La segunda fase tuvo lugar a finales de los siglos XV, XVI y XVII
con los viajes de exploración portugueses a la costa occidental, y el
establecimiento de un reino cristiano en lo que hoy es la República Democrática
del Congo -una historia fascinante en sí misma-, pero que llegó a su fin en el
siglo XVIII. Y en la costa este, donde Francisco Javier celebró la misa en su
camino a la India, y los 300 mártires africanos y portugueses de Mombasa cuya
causa se está investigando ahora. Otra historia conmovedora. Por aquel
entonces, los primeros hugonotes holandeses y franceses habían llegado al Cabo
para establecerse.
El último capítulo tuvo lugar en el siglo XIX y principios del XX,
la enorme oleada misionera hacia el interior del continente, cuyo impulso aún
se siente. El flujo de misioneros casi se ha agotado y la Iglesia no sólo está
en manos del clero local, sino que África está exportando clero para cubrir las
parroquias vacantes en la fuertemente secularizada Europa.
La cuestión que se plantea ahora es la siguiente: ¿podrá la
Iglesia resistir los fríos vientos de la secularización que soplan por toda
África, inicialmente en los grandes centros urbanos y muy rápidamente en todos
los demás lugares?
La población africana es joven y curiosa sobre el mundo exterior,
especialmente sobre los nuevos artilugios y la tecnología, lo que les pone al
mismo nivel que los jóvenes de cualquier parte del mundo y, esperan, si es
posible, incluso por delante de ellos. El contenido de las redes sociales está
fuera del alcance y del control de los padres, incluso de los mejores, y puede
diluir los valores y la sabiduría que los padres han impartido; añádase a esto
la presión de los compañeros.
El Papa Juan Pablo II hablaba de esto hace casi 30 años cuando
advertía contra las “seducciones materialistas de todo tipo, una cierta
secularización y una agitación intelectual provocada por una avalancha de ideas
insuficientemente críticas difundidas por los medios de comunicación”.

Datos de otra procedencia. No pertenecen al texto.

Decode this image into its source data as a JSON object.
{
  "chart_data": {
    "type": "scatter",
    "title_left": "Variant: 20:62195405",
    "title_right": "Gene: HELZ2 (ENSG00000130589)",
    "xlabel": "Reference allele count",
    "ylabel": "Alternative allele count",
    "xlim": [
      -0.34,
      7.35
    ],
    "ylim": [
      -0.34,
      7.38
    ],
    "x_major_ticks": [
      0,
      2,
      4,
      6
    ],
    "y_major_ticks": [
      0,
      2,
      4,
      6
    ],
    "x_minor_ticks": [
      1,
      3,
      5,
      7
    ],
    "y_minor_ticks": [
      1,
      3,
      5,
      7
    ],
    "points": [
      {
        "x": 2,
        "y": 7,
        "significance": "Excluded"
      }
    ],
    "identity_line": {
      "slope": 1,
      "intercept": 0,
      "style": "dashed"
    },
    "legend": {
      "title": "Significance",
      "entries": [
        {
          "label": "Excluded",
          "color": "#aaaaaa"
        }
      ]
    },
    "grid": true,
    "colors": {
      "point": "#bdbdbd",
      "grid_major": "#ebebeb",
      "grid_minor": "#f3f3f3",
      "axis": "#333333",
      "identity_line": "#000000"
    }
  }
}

Y el Papa Francisco, al reunirse con los jóvenes de Uganda en
Kampala el 28 de noviembre de 2015, en una línea similar, aguijoneó sus
conciencias advirtiéndoles contra el miedo a ir a contracorriente, a ceder a la
gratificación y al consumo ajeno a los valores más profundos de la cultura
africana. ¿Qué dirían los mártires de Uganda sobre el mal uso de nuestros
modernos medios de comunicación, en los que los jóvenes están expuestos a
imágenes y visiones distorsionadas de la sexualidad que degradan la dignidad
humana, provocando tristeza y vacío?
Sin embargo, el Papa Juan Pablo II tenía una gran fe en África. En
Ecclesia in Africa, n. 42, elogió a los africanos por su “profundo sentido
religioso, un sentido de lo sagrado…” (que filósofos y teólogos africanos como
el protestante John Mbiti y el difunto P. Charles Nyamiti habían analizado y
aclamado). El Papa continuó: “…de la existencia de Dios creador y de un mundo
espiritual. La realidad del pecado en sus formas individuales y sociales está
muy presente en la conciencia de estos pueblos, así como la necesidad de ritos
de purificación y expiación”.
Hasta que el Covid-19 cambió las cosas, los jóvenes africanos
viajaban más que nunca fuera de África y se exponían y familiarizaban con otros
“valores” y “estilos de vida” o, al menos, leían sobre ellos en las redes
sociales. ¿Qué pasa con ellos? ¿Se han visto afectados irremediablemente? ¿O el
sentido común, la presión de los padres y de la familia extensa y la experiencia
de la vida les dejarán orientarse en la dirección correcta una vez que dejen de
dar vueltas?
Quizá una pequeña anécdota pueda darnos una indicación. El
fundador y presidente de la Sociedad de Ateos de Kenia lo dejó todo en manos de
un sucesor y se unió a un grupo de cristianos evangélicos, ¡dándose cuenta de
que era allí donde había pertenecido todo el tiempo!